His point was that this expectation of easy victory might make the Jubilee partisans relax and take victory for granted – which was precisely the frame of mind likely to lead to a defeat for Jubilee in the elections.

This was a very perceptive insight that Wekesa pointed to. For Kenyan general elections are usually not won by the man who starts off as the red-hot favourite a year ahead of the election. Consider Kenneth Matiba in 1992; Mwai Kibaki in 1997; and Raila Odinga both in 2007 and in 2013. In each case, the early lead in the polls was to evaporate by the time the votes were counted; and in the end, the red-hot favourite lost.

So Uhuru’s huge lead in the most recent reputable opinion polls should actually be a cause for secret and cautious satisfaction among those who support him.
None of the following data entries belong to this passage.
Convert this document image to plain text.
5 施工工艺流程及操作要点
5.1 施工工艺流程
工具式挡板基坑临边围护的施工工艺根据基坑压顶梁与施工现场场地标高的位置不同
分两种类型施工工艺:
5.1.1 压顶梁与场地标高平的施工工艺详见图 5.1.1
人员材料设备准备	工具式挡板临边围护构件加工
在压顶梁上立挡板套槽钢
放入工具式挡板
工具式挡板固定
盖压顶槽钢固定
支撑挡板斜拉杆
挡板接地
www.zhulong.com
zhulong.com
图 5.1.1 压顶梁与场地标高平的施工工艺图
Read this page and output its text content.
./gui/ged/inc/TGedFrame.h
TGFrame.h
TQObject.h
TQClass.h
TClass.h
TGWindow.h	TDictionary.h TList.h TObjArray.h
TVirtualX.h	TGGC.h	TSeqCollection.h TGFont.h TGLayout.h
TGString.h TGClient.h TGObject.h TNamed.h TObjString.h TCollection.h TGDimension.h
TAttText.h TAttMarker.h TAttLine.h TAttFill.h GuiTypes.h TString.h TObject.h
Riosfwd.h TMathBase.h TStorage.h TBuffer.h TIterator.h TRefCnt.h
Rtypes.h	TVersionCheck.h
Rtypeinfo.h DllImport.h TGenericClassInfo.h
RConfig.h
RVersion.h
It should not lead to arrogant chest-thumping; declarations that the outcome of the 2017 presidential election is as good as settled; and that plans within the governing Jubilee Alliance should now be focused on securing victory in the faraway 2022 election.

But if Wekesa was farsighted in warning his political allies not to celebrate too early, he was even more perceptive when he told Jubilee that the surest way to mess up the new party was to have flawed nominations.

When there is a party powerful enough to ensure that just having its ticket is a direct path to victory in its strongholds, the nomination exercise is a matter of life and death for political aspirants.

In this context, it is a really bad idea to try and create – at such short notice – one great and powerful political party.

The history of such efforts shows that within these mega-parties, nominations usually go to those favoured by the party elite, rather than those with genuine grassroots support, who may actually add to their presidential candidate’s final tally.

This will often lead to those who end up with the party ticket being candidates who depend on the President’s popularity to win.

While the men and women with strong grassroots appeal - but with no godfathers in Nairobi – end up having to seek alternative party tickets on which to pursue their ambitions.

In short, a newly minted political party, created by a serving President from various smaller parties, may be a very useful vehicle for the political insiders who will control it.

But it may not be best for the President himself.